Erik van Rooyen also earned a spot at sectional qualifying in Columbus, Ohio, while Branden Grace, Justin Harding and Louis Oosthuizen were already exempt thanks to their world ranking, and 49-year-old Ernie Els - US Open champion in 1994 and 1997 - has been granted a special invitation.
Finally there’s Ernie’s nephew Jovan Rebula who gets in because he won the British Amateur last year.
This will be the sixth time Pebble Beach has hosted the US Open.
To re-cap briefly, Jack Nicklaus won there in 1972, Tom Watson in 1982, Tom Kite in 1992, Tiger Woods in 2000 (when his 272 aggregate saw him finish a whopping 15 shots ahead of the Big Easy and Miguel Angel Jiménez who were joint second) and Graeme McDowell in 2010.

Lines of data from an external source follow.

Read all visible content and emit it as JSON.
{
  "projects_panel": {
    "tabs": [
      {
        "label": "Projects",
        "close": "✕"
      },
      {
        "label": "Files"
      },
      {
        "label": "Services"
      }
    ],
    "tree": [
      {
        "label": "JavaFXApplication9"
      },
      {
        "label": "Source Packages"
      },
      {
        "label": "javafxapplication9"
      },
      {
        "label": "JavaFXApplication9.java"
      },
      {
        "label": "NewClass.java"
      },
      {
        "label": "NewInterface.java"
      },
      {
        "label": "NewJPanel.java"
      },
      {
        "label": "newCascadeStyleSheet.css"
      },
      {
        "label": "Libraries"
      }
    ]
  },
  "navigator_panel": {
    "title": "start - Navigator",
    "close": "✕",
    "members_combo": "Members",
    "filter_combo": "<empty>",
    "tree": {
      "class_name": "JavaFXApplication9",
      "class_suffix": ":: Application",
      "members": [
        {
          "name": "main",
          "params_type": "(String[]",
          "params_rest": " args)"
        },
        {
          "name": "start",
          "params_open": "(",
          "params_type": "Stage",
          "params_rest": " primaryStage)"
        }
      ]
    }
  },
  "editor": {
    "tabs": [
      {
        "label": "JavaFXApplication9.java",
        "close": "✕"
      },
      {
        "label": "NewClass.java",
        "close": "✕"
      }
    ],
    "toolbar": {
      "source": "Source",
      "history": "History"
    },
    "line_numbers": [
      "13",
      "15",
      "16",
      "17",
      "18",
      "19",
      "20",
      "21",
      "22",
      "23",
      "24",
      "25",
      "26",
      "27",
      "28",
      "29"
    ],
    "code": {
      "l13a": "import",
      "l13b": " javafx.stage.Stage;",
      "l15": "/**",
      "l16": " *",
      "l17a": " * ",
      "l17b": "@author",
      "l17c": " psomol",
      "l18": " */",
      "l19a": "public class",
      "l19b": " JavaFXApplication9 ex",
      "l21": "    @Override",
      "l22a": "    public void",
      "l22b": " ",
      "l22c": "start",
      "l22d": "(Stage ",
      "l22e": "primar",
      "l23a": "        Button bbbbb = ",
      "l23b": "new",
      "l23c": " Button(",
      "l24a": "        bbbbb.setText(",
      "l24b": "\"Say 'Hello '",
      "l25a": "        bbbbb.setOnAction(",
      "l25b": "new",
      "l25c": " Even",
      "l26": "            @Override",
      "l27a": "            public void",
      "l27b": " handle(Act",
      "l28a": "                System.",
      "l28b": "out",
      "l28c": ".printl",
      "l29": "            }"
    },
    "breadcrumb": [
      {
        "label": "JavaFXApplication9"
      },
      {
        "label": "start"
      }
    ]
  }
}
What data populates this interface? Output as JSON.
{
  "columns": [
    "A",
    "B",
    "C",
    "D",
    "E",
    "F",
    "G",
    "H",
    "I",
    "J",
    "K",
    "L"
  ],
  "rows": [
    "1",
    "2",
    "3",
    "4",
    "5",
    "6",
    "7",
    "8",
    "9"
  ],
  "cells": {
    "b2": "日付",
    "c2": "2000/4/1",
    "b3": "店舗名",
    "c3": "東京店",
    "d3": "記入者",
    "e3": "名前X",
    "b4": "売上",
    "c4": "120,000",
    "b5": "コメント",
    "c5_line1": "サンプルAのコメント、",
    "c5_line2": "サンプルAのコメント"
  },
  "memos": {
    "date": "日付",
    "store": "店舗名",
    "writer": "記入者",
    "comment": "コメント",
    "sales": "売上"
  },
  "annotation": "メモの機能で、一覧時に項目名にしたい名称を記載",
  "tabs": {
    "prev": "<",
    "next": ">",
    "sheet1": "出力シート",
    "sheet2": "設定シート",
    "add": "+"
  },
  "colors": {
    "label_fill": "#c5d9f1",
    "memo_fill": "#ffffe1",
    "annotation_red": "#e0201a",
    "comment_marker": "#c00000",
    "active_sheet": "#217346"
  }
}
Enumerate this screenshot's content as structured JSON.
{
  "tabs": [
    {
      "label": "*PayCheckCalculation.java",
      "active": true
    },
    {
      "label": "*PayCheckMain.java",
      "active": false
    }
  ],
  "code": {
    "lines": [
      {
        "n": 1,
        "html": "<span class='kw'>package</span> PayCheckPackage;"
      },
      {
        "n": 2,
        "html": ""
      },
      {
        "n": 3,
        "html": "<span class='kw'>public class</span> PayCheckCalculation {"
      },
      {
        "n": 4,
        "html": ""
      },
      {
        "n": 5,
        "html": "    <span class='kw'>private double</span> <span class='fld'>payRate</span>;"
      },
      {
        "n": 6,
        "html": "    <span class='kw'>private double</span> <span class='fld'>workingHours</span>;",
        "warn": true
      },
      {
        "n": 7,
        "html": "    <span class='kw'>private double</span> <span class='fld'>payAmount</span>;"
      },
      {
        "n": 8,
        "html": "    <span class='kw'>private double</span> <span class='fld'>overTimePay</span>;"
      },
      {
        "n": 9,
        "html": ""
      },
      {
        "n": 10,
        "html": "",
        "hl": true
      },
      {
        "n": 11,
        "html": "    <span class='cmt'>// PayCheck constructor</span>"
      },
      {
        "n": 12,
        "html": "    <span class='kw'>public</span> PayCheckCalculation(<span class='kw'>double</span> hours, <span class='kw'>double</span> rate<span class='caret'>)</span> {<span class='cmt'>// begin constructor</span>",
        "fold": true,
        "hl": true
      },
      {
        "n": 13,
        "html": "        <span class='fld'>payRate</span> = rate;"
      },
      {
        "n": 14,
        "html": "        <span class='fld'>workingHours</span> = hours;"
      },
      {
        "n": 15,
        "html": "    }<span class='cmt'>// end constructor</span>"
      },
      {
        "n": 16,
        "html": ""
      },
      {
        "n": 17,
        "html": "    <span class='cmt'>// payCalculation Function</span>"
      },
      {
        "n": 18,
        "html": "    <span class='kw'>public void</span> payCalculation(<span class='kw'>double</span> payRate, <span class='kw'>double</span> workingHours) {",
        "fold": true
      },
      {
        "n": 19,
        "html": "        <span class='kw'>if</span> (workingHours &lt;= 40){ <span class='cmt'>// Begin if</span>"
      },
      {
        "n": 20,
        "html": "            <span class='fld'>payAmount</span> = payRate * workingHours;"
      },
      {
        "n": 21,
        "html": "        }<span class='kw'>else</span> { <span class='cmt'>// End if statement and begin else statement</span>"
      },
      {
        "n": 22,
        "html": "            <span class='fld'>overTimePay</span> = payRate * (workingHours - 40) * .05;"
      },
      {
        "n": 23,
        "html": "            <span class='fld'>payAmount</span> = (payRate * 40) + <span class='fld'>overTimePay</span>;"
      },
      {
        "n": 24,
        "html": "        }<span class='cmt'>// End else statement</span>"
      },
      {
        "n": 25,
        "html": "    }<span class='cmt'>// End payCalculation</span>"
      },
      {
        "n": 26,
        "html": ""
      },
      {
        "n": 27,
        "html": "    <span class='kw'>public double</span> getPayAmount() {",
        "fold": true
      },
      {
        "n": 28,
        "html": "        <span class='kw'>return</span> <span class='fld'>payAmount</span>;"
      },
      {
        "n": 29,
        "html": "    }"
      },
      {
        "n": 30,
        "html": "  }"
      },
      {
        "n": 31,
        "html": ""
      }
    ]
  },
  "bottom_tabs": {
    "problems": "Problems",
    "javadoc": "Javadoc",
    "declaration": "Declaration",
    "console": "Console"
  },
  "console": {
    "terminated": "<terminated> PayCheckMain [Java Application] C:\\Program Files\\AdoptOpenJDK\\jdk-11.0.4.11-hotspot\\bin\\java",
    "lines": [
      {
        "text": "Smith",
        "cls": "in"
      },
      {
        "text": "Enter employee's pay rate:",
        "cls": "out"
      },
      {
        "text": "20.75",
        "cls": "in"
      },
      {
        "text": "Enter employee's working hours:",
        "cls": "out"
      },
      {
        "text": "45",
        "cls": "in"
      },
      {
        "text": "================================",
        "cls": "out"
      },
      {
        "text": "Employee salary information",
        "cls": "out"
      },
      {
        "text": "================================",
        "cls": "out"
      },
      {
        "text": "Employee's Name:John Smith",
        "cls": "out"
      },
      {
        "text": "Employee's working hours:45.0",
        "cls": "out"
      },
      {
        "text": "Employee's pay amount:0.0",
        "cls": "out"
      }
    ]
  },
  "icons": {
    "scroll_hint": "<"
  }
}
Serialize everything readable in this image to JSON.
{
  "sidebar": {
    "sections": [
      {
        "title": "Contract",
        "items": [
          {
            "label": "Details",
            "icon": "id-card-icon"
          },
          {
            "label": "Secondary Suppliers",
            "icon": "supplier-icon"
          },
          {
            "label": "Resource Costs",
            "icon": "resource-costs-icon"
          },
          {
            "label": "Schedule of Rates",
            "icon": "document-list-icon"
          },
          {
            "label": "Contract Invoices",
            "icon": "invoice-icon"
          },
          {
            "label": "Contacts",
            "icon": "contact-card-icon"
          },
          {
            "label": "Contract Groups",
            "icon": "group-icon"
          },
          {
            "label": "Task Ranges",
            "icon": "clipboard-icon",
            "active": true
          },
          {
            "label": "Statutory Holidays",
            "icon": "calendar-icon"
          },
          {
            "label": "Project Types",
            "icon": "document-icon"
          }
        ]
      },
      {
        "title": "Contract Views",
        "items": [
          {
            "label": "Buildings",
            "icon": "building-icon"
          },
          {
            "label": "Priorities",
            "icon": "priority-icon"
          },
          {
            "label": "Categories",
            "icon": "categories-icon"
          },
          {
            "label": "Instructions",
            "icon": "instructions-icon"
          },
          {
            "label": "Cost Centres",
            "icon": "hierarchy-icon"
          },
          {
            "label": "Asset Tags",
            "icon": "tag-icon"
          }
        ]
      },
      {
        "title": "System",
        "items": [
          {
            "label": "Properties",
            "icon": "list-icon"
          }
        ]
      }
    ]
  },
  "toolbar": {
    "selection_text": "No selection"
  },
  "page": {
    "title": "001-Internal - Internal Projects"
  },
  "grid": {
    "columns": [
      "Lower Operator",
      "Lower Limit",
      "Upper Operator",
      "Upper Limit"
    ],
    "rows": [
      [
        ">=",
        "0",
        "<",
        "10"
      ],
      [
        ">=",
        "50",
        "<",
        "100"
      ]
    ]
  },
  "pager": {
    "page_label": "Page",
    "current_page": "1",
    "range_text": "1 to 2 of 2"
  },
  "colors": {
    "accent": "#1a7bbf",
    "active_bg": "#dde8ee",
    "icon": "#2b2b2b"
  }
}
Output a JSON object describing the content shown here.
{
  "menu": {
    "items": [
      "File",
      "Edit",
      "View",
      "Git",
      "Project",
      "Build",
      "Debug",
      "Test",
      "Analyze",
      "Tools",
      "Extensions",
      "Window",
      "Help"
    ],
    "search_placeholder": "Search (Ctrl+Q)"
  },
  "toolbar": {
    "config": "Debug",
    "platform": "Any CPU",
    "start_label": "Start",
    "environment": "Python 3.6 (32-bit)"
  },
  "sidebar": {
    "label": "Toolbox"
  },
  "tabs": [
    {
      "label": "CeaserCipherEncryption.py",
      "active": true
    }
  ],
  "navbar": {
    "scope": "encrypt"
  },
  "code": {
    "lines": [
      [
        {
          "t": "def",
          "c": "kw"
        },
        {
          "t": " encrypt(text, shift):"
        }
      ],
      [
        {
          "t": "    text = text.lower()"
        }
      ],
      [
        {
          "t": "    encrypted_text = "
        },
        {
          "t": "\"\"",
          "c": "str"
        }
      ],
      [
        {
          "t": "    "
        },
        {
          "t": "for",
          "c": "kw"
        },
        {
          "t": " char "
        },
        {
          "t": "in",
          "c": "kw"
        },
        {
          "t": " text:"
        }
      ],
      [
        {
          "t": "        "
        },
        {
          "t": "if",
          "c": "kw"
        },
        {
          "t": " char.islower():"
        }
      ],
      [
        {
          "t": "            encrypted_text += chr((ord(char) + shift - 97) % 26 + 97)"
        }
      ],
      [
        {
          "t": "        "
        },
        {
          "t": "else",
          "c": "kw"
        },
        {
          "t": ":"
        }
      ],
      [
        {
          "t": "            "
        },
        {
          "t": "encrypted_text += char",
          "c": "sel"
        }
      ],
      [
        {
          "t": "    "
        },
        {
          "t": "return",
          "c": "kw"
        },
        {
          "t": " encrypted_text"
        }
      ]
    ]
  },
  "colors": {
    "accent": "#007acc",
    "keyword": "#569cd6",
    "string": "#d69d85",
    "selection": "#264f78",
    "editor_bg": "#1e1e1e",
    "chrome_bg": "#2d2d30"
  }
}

And I love the story about Watson, how while at Stanford University in and around 1970 he used to often make the two-hour drive down the coast and play “Pebble” alone. Frequently, he would fantasize playing the last couple of holes against Nicklaus with the US Open on the line.
“I’d get to those holes and say ‘you need to play these one under to win’. Of course, I’d always play them two over. Then I’d say, ‘You’ve got a long way to go kid!’”
Well, Watson did go “a long way” and not only played 17 and 18 in one under in the final round in 1982 to beat the Golden Bear into second place, he birdied both to win by two. At the par-3 17th his tee-shot was in the rough beside the green. His caddie Bruce Edwards told him to “get it close”.
Watson responded: “I’m not going to get it close, I’m going to make it.”
And he did. It remains one of the most famous shots in Major golf history.